Enviada em 18/08/2020

As mortes do século XXI.

O tabagismo no Brasil está presente na história da sociedade desde o século XV, pois fumar era um ato comum praticado pelos povos indígenas. Porém no mundo contemporâneo, essa prática acabou se transformando em dependência física e psicológica, por ação da nicotina-  principal substância psicoativa encontrada na fórmula do cigarro. Segundo a Organização Mundial da Saúde, o tabaco é uma das principais causas de mortes evitáveis em todo o mundo. Visto isso, mostra-se relevante um debate mais amplo sobre esse mal que engloba cerca de 24,6%  de dependentes da população brasileira e ao final apontar medidas de combate do tabagismo.

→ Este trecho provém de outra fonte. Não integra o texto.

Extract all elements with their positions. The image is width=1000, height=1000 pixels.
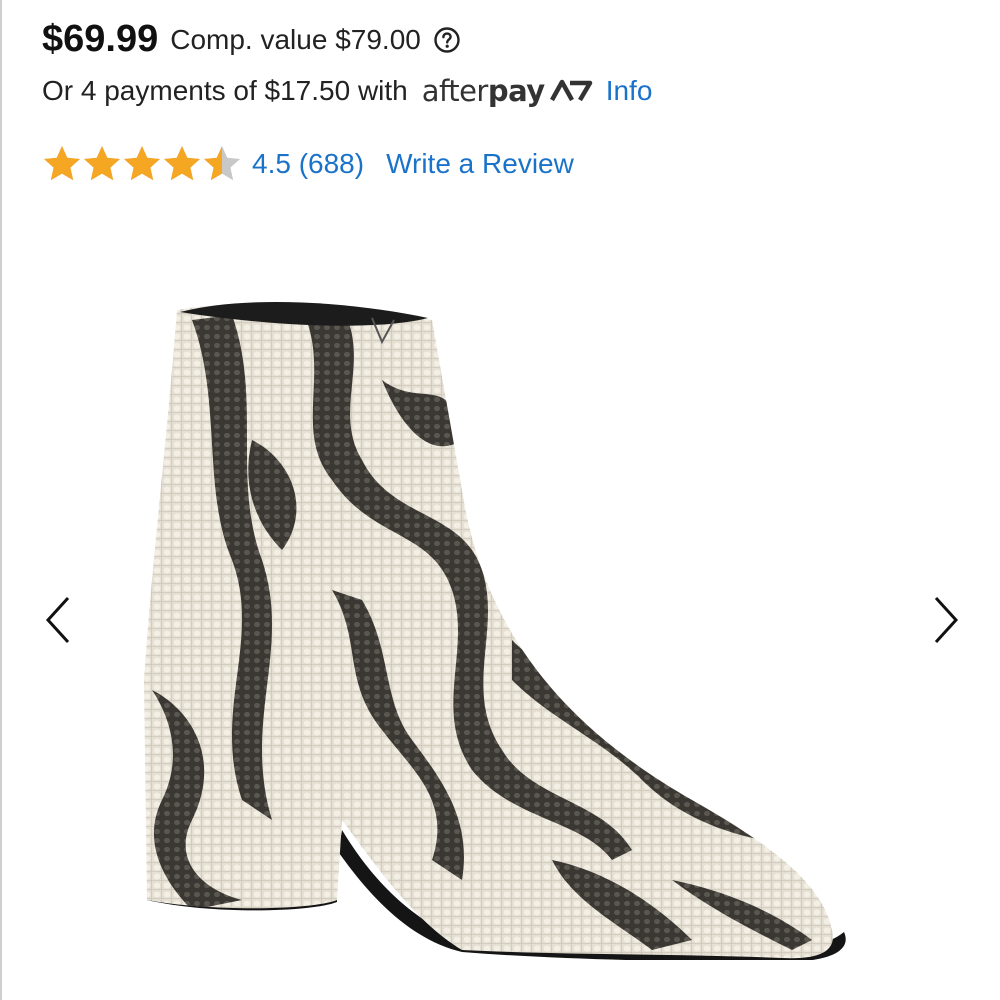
star-icon (44, 146, 80, 181)
star-icon (84, 146, 120, 181)
star-icon (164, 146, 200, 181)
chevron-right-icon[interactable] (926, 590, 966, 650)
afterpay-info-link[interactable]: Info (606, 75, 653, 107)
rating-row: 4.5 (688) Write a Review (42, 144, 574, 184)
comp-value: Comp. value $79.00 (170, 23, 421, 55)
afterpay-logo: after pay (422, 74, 594, 108)
product-image-carousel (2, 220, 1000, 1000)
question-circle-icon[interactable] (433, 26, 461, 54)
product-detail-page: $69.99 Comp. value $79.00 Or 4 payments … (0, 0, 1000, 1000)
star-rating (42, 144, 242, 184)
afterpay-logo-text-bold: pay (487, 74, 545, 108)
product-image (144, 301, 846, 960)
installment-text: Or 4 payments of $17.50 with (42, 75, 408, 106)
star-icon (124, 146, 160, 181)
rating-summary-link[interactable]: 4.5 (688) (252, 148, 364, 180)
price-row: $69.99 Comp. value $79.00 (42, 18, 461, 61)
installment-row: Or 4 payments of $17.50 with after pay In… (42, 74, 652, 108)
afterpay-logo-text-light: after (421, 74, 489, 108)
write-review-link[interactable]: Write a Review (386, 148, 574, 180)
afterpay-logo-icon (549, 79, 592, 102)
sale-price: $69.99 (42, 18, 159, 60)
chevron-left-icon[interactable] (38, 590, 78, 650)
star-icon (204, 146, 240, 181)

Em primeiro lugar, cabe pontuar os diversos tipos de danos à saúde devido a essa “epidemia”. Consequentemente, o cigarro pode resultar em cerca de 50 doenças diferentes, muitas delas incapacitantes e fatais, como câncer, problemas bucais, doenças cardiovasculares, respiratórias crônicas e tumores malígnos. Em vista disso, manifestações e impactos negativos podem ser desenvolvidos. Diante desse contexto, vale enfatizar que os fumantes passivos e não fumantes, bem como sofrem consequências, ficando assim, expostos aos componentes tóxicos e cancerígenos presentes na fumaça ambiental do tabaco. Prova disso são as mortes por doenças atribuídas. Dessa forma, para melhorar a qualidade do ar e evitar problemas a essas pessoas, a Lei Anti Fumo proíbe fumar cigarros e outros produtos derivados do tabaco em locais de uso coletivo, públicos ou privados, de todo o país.

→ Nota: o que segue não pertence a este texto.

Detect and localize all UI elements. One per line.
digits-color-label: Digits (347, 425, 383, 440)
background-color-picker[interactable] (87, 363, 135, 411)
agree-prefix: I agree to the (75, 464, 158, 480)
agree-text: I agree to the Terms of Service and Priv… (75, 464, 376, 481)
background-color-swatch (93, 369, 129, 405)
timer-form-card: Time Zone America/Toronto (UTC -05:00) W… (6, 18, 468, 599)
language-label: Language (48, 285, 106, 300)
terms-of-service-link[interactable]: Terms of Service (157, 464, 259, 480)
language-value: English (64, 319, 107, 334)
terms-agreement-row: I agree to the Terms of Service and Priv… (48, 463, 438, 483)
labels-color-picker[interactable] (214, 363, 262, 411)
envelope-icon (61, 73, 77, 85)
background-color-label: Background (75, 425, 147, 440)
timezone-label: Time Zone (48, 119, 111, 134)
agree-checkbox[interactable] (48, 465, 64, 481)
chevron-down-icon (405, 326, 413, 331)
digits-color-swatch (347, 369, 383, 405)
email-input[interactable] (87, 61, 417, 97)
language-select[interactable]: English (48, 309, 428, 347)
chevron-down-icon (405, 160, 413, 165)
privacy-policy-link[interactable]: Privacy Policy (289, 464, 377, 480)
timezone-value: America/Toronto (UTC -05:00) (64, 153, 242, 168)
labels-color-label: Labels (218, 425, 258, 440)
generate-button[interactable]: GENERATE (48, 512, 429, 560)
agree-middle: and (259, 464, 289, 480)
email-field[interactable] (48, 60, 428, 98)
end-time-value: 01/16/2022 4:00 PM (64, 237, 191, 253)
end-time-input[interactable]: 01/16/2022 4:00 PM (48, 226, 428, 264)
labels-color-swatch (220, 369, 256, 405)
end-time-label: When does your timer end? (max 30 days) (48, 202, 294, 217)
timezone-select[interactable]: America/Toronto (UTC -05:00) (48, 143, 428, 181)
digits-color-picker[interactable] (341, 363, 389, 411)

Ademais, é notório destacar-se, que os males desse problema podem levar a morte. De acordo com a matéria publicada pela Organização Pan-Americana da Saúde OPAS, o tabaco mata mais de 8 milhões de pessoas a cada ano, enquanto 7 milhões dessas mortes são resultados do uso direto do cigarro. Entretanto,  o crescente número de tabagistas recentemente, são jovens antes do 18 anos de  idade com início ao vício. Sendo assim, infelizmente esse hábito malífico ainda faz parte de nossa sociedade e persiste sendo utilizado apesar da resultância negativa.

Diante do exposto, faz-se necessário que decisões sejam tomadas para descrescer o quadro atual. O Ministério da Saúde juntamente com o Governo Federal, estabeleçam a proibição da venda nacional de cigarros. Outro assim, cabe aos Órgãos de Saúde  pública, estipular um bom tratamento aos dependentes químicos em clínicas e hospitais apropriados. É indispensável a implantação de palestras e propagandas que devam orientação e prevenção , responsabilidade do Ministério da Saúde junto com a mídia. Assim, a sociedade se livrará desse mal e as gerações seguintes serão mais conscientes.